Certainly, she’s not doing what is right and presentable for a woman to do.

So Martha wants help, but she also wants
her sister to come back and be normal again.
She wants her to fill her expected role.
And she wants Jesus to back her up on this.
“Jesus, are you just going to let her do this?
Tell her to get back to what she should be doing.”
And the first hearers of this story
would probably have been with Martha.
Mary is acting weird. Jesus, tell her to stop it.

But Jesus won’t. Jesus actually says that
Mary has made a good choice.
This is exactly what Mary should be doing.
This is exactly what women should be doing.
And maybe Martha could do that sometimes too.
To come and sit at Jesus feet and hear words of
love and forgiveness and not worry about the world,
Not worry about the world’s expectations,
about the role that she’s supposed to fill.

So I don’t think this story from Luke’s gospel
is a statement from Jesus about how the church
should be weighted towards worship and learning
instead of hospitality and service to the outside world.
Although some preachers have tried to do that.

And I don’t’ think that Jesus is scolding the doers of the world,
the social workers, the service project people,
the habitat for humanity, or food pantry people,
the Sunday school teacher,
or anyone who is moved to do the work that needs to be done
this is not Jesus telling everyone to just sit down
and pray and read the bible.

And I don’t think the world is divided into Marthas and Marys
We’re not divided in to busy workers and contemplative thinkers
and this is not Jesus saying “yay” for the Marys of the world
and “nay” to the Martha’s.
I think the truth is that we’re all Marthas and Marys.

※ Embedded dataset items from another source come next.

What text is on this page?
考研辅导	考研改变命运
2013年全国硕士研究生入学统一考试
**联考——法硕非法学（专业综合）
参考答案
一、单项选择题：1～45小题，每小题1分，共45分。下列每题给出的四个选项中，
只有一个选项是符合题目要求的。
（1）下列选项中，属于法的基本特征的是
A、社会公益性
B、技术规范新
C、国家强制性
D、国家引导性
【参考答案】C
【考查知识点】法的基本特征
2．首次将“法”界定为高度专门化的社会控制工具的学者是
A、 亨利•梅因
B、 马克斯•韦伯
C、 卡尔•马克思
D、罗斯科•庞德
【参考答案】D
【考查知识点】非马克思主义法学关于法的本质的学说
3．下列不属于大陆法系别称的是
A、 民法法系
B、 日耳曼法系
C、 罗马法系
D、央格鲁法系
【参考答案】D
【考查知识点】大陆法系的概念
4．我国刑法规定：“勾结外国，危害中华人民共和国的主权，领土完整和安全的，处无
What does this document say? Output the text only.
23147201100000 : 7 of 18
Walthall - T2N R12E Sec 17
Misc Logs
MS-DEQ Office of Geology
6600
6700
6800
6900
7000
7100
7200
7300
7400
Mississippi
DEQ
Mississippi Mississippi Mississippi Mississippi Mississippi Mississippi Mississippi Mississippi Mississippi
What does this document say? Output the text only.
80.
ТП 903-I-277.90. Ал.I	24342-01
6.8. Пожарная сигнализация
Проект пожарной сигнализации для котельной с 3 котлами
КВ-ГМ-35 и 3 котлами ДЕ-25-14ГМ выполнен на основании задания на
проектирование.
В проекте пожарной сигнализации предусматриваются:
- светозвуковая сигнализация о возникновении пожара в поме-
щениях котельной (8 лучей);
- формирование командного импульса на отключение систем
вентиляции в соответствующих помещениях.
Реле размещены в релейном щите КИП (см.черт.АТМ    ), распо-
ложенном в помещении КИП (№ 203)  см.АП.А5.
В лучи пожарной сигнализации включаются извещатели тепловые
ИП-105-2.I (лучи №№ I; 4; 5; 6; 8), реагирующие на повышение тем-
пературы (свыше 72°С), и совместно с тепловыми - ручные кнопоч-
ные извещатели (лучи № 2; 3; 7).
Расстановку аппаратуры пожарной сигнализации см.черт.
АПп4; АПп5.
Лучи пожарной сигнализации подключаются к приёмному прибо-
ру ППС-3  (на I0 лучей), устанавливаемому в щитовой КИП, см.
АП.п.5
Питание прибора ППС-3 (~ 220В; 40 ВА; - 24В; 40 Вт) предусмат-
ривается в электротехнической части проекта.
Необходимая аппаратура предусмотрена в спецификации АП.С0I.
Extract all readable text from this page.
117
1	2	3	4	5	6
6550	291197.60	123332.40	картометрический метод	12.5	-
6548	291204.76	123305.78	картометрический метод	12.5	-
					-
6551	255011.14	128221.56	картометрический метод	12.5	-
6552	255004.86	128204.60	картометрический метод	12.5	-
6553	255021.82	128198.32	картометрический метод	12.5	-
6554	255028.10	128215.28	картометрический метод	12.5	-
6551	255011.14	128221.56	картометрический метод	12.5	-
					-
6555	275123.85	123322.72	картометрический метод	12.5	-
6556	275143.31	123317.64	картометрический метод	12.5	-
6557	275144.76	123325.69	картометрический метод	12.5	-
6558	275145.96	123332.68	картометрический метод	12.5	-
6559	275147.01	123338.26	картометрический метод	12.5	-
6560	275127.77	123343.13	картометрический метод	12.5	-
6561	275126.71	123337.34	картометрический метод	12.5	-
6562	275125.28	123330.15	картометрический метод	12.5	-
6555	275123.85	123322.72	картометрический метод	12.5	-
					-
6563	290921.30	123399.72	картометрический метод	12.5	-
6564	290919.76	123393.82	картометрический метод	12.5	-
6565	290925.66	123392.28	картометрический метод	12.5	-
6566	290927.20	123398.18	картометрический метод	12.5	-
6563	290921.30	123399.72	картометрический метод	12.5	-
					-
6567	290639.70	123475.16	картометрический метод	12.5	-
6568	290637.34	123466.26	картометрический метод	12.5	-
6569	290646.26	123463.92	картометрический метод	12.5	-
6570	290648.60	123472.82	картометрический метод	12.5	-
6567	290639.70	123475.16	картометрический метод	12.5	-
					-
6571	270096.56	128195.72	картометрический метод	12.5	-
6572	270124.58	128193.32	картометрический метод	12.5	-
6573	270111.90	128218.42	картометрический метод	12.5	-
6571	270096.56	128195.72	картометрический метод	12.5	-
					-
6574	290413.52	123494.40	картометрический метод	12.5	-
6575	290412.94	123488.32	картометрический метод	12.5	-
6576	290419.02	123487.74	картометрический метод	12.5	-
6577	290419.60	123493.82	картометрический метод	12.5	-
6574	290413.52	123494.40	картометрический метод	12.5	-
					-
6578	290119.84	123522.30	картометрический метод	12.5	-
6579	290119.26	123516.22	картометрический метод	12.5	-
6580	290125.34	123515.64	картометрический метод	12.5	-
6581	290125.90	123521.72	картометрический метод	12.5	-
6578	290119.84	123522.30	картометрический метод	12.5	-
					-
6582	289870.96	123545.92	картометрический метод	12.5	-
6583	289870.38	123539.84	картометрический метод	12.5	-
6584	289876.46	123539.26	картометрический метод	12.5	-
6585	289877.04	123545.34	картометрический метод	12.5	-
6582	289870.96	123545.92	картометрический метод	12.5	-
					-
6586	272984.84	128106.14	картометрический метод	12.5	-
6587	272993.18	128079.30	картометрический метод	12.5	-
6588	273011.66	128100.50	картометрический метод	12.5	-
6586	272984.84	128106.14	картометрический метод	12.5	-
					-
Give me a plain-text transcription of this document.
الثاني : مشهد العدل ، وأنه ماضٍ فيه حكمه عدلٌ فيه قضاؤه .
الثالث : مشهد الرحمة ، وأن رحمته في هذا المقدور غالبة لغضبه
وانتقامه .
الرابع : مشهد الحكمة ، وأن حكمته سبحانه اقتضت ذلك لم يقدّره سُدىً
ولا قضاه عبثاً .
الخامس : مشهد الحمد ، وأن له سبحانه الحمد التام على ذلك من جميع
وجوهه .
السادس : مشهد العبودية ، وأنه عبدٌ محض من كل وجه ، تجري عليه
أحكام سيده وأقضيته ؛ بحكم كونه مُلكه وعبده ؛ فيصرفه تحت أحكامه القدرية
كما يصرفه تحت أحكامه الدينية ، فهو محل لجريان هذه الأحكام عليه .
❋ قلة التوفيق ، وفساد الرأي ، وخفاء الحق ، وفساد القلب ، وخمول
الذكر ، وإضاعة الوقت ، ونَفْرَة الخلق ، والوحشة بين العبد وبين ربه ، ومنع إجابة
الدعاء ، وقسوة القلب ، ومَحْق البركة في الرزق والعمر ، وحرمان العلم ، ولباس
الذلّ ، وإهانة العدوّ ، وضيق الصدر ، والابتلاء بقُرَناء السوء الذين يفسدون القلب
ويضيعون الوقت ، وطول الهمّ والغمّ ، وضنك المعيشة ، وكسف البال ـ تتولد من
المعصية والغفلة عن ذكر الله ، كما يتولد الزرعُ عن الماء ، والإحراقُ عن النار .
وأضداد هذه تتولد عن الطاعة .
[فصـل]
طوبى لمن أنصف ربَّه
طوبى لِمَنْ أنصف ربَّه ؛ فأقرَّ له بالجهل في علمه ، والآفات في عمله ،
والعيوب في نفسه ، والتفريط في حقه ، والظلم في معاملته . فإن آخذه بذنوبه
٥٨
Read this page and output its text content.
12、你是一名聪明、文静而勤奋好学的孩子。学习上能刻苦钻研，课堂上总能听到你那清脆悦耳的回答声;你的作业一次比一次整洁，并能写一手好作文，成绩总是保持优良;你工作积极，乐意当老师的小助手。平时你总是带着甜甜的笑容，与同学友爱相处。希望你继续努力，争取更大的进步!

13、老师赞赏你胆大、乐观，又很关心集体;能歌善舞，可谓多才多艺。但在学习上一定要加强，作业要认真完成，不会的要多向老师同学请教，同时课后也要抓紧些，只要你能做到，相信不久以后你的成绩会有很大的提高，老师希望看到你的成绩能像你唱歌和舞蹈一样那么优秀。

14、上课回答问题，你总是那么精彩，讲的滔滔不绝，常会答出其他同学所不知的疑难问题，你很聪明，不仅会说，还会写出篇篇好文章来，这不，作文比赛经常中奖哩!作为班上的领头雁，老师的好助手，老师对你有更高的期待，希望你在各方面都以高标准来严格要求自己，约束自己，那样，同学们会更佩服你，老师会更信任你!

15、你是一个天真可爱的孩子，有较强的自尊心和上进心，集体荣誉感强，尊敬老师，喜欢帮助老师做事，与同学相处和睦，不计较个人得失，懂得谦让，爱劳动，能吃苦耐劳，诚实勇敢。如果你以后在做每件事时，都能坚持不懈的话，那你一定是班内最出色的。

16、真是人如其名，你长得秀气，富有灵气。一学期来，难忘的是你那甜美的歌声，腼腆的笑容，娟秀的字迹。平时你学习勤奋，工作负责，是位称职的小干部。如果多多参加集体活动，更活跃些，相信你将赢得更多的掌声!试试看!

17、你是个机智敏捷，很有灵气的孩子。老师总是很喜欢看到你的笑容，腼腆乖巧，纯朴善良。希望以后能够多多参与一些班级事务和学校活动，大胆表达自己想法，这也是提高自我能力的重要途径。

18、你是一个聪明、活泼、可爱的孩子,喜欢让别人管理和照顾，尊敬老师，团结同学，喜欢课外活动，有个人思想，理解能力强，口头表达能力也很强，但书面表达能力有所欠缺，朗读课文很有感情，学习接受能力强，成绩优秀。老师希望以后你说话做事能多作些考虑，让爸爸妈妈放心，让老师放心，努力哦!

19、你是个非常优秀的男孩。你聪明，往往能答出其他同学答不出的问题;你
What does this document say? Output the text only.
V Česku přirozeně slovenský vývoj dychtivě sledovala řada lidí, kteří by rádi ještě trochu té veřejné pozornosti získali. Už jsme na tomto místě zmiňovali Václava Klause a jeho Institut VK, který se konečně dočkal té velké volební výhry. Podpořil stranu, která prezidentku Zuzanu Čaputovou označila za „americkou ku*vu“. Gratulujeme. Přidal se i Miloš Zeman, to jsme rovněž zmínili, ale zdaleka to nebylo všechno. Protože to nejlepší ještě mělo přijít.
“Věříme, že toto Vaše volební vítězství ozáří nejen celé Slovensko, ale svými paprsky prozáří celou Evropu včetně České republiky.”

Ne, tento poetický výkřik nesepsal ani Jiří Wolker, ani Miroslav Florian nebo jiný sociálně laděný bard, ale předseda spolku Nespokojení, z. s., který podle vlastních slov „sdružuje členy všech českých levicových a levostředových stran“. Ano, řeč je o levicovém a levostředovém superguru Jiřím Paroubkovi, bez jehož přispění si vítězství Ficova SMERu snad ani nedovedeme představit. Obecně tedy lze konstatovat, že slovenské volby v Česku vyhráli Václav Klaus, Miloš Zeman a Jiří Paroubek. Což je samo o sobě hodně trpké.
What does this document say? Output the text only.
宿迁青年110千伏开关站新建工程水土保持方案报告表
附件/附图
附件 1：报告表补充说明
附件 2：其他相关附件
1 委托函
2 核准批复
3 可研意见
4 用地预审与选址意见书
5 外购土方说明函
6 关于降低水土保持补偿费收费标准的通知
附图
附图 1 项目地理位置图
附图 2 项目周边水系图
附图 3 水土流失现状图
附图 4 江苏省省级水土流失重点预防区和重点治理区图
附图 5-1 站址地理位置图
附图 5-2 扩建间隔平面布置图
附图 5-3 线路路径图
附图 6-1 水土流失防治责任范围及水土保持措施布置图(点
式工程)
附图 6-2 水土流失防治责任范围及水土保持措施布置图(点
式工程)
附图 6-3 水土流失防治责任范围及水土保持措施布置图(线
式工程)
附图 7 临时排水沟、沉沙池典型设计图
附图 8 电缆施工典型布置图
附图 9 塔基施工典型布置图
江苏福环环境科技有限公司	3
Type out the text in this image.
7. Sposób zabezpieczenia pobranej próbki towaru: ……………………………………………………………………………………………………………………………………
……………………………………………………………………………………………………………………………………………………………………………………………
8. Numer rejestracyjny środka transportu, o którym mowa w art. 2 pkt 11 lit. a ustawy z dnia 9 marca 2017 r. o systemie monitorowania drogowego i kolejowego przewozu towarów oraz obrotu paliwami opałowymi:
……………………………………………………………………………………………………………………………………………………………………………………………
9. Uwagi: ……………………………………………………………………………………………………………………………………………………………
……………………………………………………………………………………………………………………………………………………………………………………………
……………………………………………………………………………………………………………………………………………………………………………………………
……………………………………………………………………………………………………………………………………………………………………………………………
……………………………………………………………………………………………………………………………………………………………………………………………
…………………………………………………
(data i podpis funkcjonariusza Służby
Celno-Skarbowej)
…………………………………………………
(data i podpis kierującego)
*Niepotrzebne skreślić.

We all have that Martha side of us.
We are driven by our need to fill our role
We live under the pressure of what the world
wants and needs us to do,
at home, at work, at church, in our communities.
We stress about our to-do list and get frustrated and distracted.
We set out to accomplish what the world expects us to accomplish,
and when it doesn’t happen we get filled with anxiety,
and self-doubt and we wonder whether
we’re worthy of Jesus company.

But also have that Mary inside us.
That part needs to be coaxed out.
To be reassured to be told that
just sitting and being is good enough.

Sometimes when we’re running distracted,
Jesus reminds us “Martha, Martha.
You’re trying to do too much.
I don’t need you to do everything.
Your presence with me is enough.”

It is enough to just sit at Jesus feet,
and hear the word of God --
the word that says that we are loved
not for what we do,
but just because we are God’s–
It is enough just to sit and be loved.